Der Vermieter darf die Kosten des Breitbandkabelanschlusses umlegen, wenn er die Kosten der Gemeinschaftsantenne umlegen durfte. In vielen Mietverträgen ist dieser Anschluss bereits zu den Nebenkosten angegeben, bei älteren Verträgen aber gab es noch kein Kabelanschluss.
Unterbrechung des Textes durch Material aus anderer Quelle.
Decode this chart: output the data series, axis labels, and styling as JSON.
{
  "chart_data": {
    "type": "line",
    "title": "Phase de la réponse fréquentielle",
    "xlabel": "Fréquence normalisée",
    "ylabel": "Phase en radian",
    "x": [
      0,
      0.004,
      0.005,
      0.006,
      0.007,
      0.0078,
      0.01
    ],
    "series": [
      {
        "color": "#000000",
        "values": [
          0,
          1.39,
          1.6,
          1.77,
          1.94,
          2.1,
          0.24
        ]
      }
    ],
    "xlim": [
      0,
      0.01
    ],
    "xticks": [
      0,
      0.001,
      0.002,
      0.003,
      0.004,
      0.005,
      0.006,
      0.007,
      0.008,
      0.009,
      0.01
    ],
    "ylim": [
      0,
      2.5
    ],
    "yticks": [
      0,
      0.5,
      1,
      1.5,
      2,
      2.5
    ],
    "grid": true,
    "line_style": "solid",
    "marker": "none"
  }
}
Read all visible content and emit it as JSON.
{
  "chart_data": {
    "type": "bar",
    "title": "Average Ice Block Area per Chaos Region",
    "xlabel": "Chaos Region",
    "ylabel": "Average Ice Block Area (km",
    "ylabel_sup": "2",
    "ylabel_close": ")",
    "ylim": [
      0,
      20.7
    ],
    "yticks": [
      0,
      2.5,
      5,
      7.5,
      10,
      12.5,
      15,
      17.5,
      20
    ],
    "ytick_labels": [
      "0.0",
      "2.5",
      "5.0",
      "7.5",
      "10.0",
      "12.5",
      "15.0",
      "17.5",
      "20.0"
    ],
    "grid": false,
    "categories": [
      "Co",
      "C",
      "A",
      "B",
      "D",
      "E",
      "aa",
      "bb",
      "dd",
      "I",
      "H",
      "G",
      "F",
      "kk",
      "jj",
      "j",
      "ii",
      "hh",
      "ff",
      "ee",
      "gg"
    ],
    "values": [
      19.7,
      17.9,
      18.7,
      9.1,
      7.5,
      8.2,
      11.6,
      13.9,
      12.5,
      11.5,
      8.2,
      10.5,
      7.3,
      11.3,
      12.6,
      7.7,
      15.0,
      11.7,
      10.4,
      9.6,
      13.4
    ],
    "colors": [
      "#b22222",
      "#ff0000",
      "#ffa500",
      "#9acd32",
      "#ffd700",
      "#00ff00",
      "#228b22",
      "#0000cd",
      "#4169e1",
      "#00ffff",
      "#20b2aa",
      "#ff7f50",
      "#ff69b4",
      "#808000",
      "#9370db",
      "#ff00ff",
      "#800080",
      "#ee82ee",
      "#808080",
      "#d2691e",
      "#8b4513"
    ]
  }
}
Dann darf der Vermieter die Kosten dennoch umlegen, auch wenn sie im Mietvertrag nicht aufgeführt sind und wenn es sich bei der Umstellung auf das Kabelnetz um eine duldungspflichtige Modernisierungsmaßnahme handelt
BGH Az: VIII ZR 202/06

Wenn der Vermieter die Programmversorgung nun von einer Gemeinschaftsantenne auf Breitbandkabelnetz-Anschluss umstellt, so darf er die etwa umlegbaren Breitbandkabelkosten (auch) nach der Anzahl der Wohneinheiten verteilen. In Anbetracht des Urteils oben natürlich auch, wenn der Kabelanschluss im Mietvertrag nicht erwähnt ist, weil es diesen bei Abschluss des Mietvertrages noch nicht gab oder er nicht installiert war.